2次関数が現れる最適化問題って何があるんだろうか、、?

そう思っていろいろ調べてみました。

この記事では、二次計画問題だったり、整数二次計画問題だったり、とにかく二次関数が現れる最適化問題の代表的な応用例を紹介します。

この記事では、数式は書かずに簡単に紹介しますが、興味のある人はググってみてください。

応用例の一覧

二次割当問題(QAP: quadratic assignment problem)

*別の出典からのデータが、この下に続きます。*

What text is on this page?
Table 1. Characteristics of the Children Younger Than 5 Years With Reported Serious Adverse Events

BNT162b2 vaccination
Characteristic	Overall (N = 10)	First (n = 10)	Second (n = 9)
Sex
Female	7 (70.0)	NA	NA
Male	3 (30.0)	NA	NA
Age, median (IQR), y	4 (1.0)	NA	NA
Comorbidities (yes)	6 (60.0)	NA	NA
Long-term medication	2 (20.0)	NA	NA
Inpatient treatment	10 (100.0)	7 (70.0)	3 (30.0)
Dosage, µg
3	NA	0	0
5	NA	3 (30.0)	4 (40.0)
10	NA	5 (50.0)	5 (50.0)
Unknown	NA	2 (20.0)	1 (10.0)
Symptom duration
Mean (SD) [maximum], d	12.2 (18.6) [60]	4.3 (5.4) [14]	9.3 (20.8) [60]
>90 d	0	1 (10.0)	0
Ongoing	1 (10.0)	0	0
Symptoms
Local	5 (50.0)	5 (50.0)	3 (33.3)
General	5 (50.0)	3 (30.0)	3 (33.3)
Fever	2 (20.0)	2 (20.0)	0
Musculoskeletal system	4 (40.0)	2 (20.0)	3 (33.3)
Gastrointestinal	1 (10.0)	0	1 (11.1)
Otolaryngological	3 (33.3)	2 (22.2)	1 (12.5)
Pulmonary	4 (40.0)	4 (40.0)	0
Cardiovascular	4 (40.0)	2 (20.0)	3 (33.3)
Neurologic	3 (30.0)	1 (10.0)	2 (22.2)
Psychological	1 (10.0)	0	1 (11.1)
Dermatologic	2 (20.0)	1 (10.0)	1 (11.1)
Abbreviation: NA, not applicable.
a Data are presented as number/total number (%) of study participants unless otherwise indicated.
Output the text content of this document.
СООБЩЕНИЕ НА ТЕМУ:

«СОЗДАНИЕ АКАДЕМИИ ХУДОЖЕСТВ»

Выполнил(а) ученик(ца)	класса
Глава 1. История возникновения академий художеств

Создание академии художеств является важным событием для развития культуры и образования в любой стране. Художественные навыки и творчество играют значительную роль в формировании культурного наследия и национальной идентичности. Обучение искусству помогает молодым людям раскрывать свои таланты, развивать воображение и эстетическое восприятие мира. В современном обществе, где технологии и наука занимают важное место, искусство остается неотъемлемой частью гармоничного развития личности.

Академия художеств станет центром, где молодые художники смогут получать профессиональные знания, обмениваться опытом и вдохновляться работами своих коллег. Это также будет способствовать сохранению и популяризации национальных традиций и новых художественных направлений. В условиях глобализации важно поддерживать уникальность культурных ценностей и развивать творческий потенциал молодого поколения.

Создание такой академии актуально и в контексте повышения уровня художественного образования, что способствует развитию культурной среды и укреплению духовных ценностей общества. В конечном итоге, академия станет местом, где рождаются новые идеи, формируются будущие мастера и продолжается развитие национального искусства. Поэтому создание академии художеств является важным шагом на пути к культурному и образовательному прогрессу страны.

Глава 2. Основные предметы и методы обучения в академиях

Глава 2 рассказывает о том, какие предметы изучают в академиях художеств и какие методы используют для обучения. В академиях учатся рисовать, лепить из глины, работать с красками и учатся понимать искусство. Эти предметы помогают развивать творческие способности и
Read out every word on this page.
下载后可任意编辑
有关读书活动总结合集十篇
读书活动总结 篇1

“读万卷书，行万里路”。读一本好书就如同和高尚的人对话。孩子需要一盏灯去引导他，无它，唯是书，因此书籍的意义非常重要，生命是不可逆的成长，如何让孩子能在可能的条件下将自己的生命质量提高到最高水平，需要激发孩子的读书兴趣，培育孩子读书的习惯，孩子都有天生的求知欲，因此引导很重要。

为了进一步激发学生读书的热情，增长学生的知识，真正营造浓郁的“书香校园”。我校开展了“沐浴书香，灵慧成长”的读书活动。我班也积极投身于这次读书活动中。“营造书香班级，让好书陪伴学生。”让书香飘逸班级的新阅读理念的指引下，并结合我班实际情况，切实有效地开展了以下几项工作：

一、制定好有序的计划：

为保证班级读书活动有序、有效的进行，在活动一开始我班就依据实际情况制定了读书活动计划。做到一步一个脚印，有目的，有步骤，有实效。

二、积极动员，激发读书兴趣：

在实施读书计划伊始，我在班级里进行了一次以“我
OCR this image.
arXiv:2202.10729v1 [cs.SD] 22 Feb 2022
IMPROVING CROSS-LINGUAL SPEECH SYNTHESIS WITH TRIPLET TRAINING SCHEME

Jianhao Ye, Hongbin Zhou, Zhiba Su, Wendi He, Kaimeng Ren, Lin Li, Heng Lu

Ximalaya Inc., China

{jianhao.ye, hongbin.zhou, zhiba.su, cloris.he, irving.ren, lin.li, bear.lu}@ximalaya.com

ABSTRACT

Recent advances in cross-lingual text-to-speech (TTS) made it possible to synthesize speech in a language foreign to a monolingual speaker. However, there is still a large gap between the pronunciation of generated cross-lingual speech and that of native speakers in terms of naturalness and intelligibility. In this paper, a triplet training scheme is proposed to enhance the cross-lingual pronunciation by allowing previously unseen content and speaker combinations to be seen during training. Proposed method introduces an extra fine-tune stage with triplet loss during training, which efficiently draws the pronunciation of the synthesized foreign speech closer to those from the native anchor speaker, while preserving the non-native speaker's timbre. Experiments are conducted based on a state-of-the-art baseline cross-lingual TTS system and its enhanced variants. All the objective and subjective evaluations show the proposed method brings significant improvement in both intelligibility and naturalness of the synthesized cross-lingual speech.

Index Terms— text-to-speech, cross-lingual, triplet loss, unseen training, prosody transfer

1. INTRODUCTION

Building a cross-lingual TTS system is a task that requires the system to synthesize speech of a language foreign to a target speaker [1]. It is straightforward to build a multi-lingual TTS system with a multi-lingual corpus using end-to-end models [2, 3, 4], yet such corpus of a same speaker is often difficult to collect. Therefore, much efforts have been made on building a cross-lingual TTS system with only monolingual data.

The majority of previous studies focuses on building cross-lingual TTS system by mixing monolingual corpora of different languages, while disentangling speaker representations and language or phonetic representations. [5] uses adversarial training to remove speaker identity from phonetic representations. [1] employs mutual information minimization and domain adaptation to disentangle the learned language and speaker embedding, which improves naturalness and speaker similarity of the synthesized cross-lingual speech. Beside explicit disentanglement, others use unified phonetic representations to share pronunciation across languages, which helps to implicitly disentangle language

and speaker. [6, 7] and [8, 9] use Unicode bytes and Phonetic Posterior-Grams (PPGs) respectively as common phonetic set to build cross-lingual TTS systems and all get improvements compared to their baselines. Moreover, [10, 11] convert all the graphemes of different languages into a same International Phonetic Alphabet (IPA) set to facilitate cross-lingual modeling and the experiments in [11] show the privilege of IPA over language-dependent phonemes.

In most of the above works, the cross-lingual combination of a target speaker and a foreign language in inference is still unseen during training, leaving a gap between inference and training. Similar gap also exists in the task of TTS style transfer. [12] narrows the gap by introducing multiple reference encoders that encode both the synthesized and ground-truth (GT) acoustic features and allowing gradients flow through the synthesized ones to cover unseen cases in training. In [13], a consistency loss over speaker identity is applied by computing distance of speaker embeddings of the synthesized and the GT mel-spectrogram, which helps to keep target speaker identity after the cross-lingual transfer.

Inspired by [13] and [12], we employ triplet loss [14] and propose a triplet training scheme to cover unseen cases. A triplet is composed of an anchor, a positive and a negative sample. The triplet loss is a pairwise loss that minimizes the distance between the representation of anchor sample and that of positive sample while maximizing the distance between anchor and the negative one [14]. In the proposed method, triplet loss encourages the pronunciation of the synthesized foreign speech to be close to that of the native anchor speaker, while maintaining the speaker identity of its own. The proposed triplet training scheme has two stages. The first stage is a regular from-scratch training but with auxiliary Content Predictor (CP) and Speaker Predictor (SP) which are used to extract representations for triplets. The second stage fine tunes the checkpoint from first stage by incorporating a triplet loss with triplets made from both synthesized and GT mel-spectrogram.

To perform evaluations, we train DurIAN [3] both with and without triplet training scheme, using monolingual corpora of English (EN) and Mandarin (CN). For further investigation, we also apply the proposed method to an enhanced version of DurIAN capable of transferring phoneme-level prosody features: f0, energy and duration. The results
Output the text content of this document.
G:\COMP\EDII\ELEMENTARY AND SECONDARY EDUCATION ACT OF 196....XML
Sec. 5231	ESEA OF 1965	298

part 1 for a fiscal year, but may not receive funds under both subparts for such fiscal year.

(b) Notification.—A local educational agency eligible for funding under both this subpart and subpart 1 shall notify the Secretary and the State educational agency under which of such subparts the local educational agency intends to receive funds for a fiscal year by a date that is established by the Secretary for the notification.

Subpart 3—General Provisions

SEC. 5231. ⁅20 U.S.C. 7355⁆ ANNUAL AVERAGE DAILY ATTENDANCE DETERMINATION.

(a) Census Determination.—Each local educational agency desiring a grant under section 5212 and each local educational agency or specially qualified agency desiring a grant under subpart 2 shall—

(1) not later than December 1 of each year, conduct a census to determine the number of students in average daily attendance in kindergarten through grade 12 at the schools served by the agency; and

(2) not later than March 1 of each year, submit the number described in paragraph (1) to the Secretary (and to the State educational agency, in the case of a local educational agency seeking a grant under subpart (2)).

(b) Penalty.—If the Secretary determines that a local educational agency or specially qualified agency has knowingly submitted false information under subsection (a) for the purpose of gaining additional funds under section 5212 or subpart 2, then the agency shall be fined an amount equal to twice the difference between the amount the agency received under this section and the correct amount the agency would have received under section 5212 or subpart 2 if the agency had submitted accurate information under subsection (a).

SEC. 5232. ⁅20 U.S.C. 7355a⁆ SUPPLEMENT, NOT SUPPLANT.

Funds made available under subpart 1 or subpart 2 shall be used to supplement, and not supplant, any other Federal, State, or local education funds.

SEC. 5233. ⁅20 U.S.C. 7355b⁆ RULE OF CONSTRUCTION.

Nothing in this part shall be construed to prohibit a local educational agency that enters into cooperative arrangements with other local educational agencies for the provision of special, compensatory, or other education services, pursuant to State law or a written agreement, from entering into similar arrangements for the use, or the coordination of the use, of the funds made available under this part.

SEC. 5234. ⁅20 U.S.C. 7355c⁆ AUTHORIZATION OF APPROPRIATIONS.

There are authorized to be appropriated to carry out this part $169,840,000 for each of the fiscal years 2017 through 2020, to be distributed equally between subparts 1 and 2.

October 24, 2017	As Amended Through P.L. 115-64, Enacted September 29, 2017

例えば、 n 個の工場を  n 箇所に配置する。各工場間で物資を輸送し、その総コストを最小化することを考える。工場A場所a工場B場所b に配置するとき、

工場Aから工場Bまでの輸送コストは、

(工場Aから工場Bまでの輸送する物資量)×(場所aと場所bの距離)

で表される。配置場所を表す01変数を用意すると、目的関数は二次関数で表される。01整数二次計画問題 と呼ばれる問題に定式化される。

変数の数は、 [tex: n2] 個となる。QAPLIBというベンチマークサイトがある。

http://anjos.mgi.polymtl.ca/qaplib/

最小二乗法

線形回帰モデルを最小二乗法で求めるとき、制約無し二次計画問題となる。サンプルデータと求める線形回帰モデルの誤差ベクトルのノルムの二乗を最小化する。以下の記事で、数学的に説明。

www.letsopt.com

LASSO

例えば、線形回帰モデルを求めるとき、パラメータの数が多いほど、手元のデータとの当てはまりは良いが、未知のデータの予測はうまくいかない。こんな現象を過適合という。

LASSOと呼ばれる手法は、手元のデータとの当てはまりの良さとパラメータの数を調整し、その結果、モデルに不要なパラメータは取り除かれ、予測精度が向上するとされている。

上記の最小二乗法の発展であり、二次関数が現れる最適化問題として定式化される。

ポートフォリオ最適化

ポートフォリオの平均・分散モデルでは、二次計画問題が利用される。二次関数で表される分散をコストと考え、例えば、ある一定以下のコストの条件で収益を最大化する。逆に、ある一定以上の収益の条件でコストを最小化する。入門書で見かけるものは、後者であり、二次計画問題として定式化される。

最適潮流計算(OPF)

最適潮流計算(OPF: Optimal Power Flow)問題は、例えば次のように定式化される: 電力システムの回路方程式を制約条件とし、発電機燃料の総和を最小化。目的関数は一般に非線形関数であるが、二次関数に区分線形近似をする手法などが知られている。

最近ベクトル問題(CVP)

最近ベクトル問題(CVP: Closest Vector Problem)は、暗号の分野に現れる問題である。最近ベクトル問題は、整数ベクトルが与えらたとき、それに最も近い整数ベクトルを求める問題。整数二次計画問題として定式化される。

サポートベクターマシン

サポートベクターマシンは、与えられたデータを2つのクラスに分類するために、各サンプルデータと距離が最大となるような超平面を求める。距離が二次関数で表されるため、二次計画問題となる。

施設配置問題(おまけ)

ここまで見てきたように、距離が絡んでくると、二次関数が現れる。施設配置問題も様々なバリエーションがあるが(例えばQAP)、今回は以下のような問題を考える。

Aくんの学校では今日は席替えです。Aくんは、以下の特殊能力を使うことができます。

  • 任意の女子の新しい席を知ることができる
  • Aくん自身の新しい席のみ場所を自由にコントロールできる

Aくんのクラスには、可愛い子が何人かいます。そこで、Aくんは思いつきました。「そうだ!可愛い子達みんなとできるだけ近い席にしよう!」これは例えば以下のように定式化されます: 実現可能な席の座標の制約の下、各可愛い子達との距離の2乗の総和を最小化(二次計画問題)。

私は、なんてくだらないことを書いているんだろう。。